Lonnie Hutchinson

Aotearoa New Zealand, b.1963
Ngāti Kuri, Ngāi Tahu, Samoan, Māori, Pasifika, Scottish, English

Pigeon Tarot

  • Purchased, 2004
  • Reproduced with permission
  • Ink on paper
  • 255 x 175mm
  • 2004/10.a-v
  • 2003

These tarot cards use the sacred and spiritual symbol of a pigeon to commemorate the artist’s journey to Tia Seu Lupe, an ancient Samoan site of ritual whose name literally means ‘earthen mound to catch pigeons’. “No one in Samoa talks openly about pre-Christian spirituality and religion”, Lonnie Hutchinson has said. “Even the keepers of that sacred information are very wary of who they talk to. But there are coded references in proverbs and for the talking chief. We have a spiritual relationship with God, the gods, the earth, a rock, a stone.” Hutchinson often works in black, using it as a signal of transition and promise: “That’s where the magic happens; it’s a space of infinite possibilities.”

(Te Wheke, 2020)

earlier labels about this work
  • Investigating her dual cultural heritage, Lonnie Hutchinson slips easily between her Māori and Samoan identities – equally comfortable and fluent in both. Pigeon Tarot comprises 22 drawings that represent a card from the tarot deck, each with a Samoan interpretation. As a sacred and spiritual symbol, the pigeon commemorates the artist’s journey to the Samoan site of ritual and divinatory tia seu lupe (‘starmounds’).

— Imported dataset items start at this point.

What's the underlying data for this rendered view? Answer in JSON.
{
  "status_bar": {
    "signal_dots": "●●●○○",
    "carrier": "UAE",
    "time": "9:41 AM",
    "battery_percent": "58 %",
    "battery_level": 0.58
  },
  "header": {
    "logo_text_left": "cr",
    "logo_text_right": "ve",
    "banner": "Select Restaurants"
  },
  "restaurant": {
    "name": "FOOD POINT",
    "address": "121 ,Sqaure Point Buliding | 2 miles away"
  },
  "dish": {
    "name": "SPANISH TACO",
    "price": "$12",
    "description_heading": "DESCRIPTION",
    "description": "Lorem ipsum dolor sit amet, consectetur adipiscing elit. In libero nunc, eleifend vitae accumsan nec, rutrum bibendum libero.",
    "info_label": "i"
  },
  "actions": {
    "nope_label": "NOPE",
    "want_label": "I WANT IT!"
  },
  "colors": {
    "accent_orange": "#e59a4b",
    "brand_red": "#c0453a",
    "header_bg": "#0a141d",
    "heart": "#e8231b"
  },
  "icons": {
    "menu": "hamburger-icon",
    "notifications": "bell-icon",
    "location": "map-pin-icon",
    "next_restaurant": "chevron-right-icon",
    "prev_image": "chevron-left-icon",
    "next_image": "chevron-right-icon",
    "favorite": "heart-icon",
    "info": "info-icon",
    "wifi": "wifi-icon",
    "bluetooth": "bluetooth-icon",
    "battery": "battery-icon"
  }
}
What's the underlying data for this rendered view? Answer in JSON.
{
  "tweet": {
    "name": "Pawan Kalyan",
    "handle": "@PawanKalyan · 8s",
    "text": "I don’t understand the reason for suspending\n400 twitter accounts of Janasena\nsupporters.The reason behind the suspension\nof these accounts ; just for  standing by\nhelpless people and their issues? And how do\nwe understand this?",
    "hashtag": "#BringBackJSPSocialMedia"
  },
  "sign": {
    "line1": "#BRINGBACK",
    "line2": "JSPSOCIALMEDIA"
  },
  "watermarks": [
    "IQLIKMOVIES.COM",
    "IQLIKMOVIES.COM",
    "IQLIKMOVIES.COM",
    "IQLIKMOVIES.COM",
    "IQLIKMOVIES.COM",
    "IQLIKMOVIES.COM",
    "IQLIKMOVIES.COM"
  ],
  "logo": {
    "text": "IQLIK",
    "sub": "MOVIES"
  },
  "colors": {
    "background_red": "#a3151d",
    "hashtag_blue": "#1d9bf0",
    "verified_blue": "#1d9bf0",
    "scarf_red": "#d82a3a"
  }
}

Drawing lies at the heart of Hutchinson’s practice, which is as much influenced by advertising, hip hop, graffiti art and popular culture as by Polynesian aesthetics and art forms. Lonnie Hutchinson obtained a Bachelor of Design in 1998 from Unitec, Auckland. In 2000 Hutchinson was the first female recipient of the Macmillan Brown Centre for Pacific Studies residency at the University of Canterbury, and was also a recipient of the first International Indigenous Art residency at the Banff Art Centre, in Alberta, Canada in 2003. She has exhibited in group and solo shows including Te Puāwai o Ngāi Tahu, 2003, Christchurch Art Gallery Te Puna o Waiwhetū; and Purangiaho – Seeing Clearly at Auckland Art Gallery in 2001.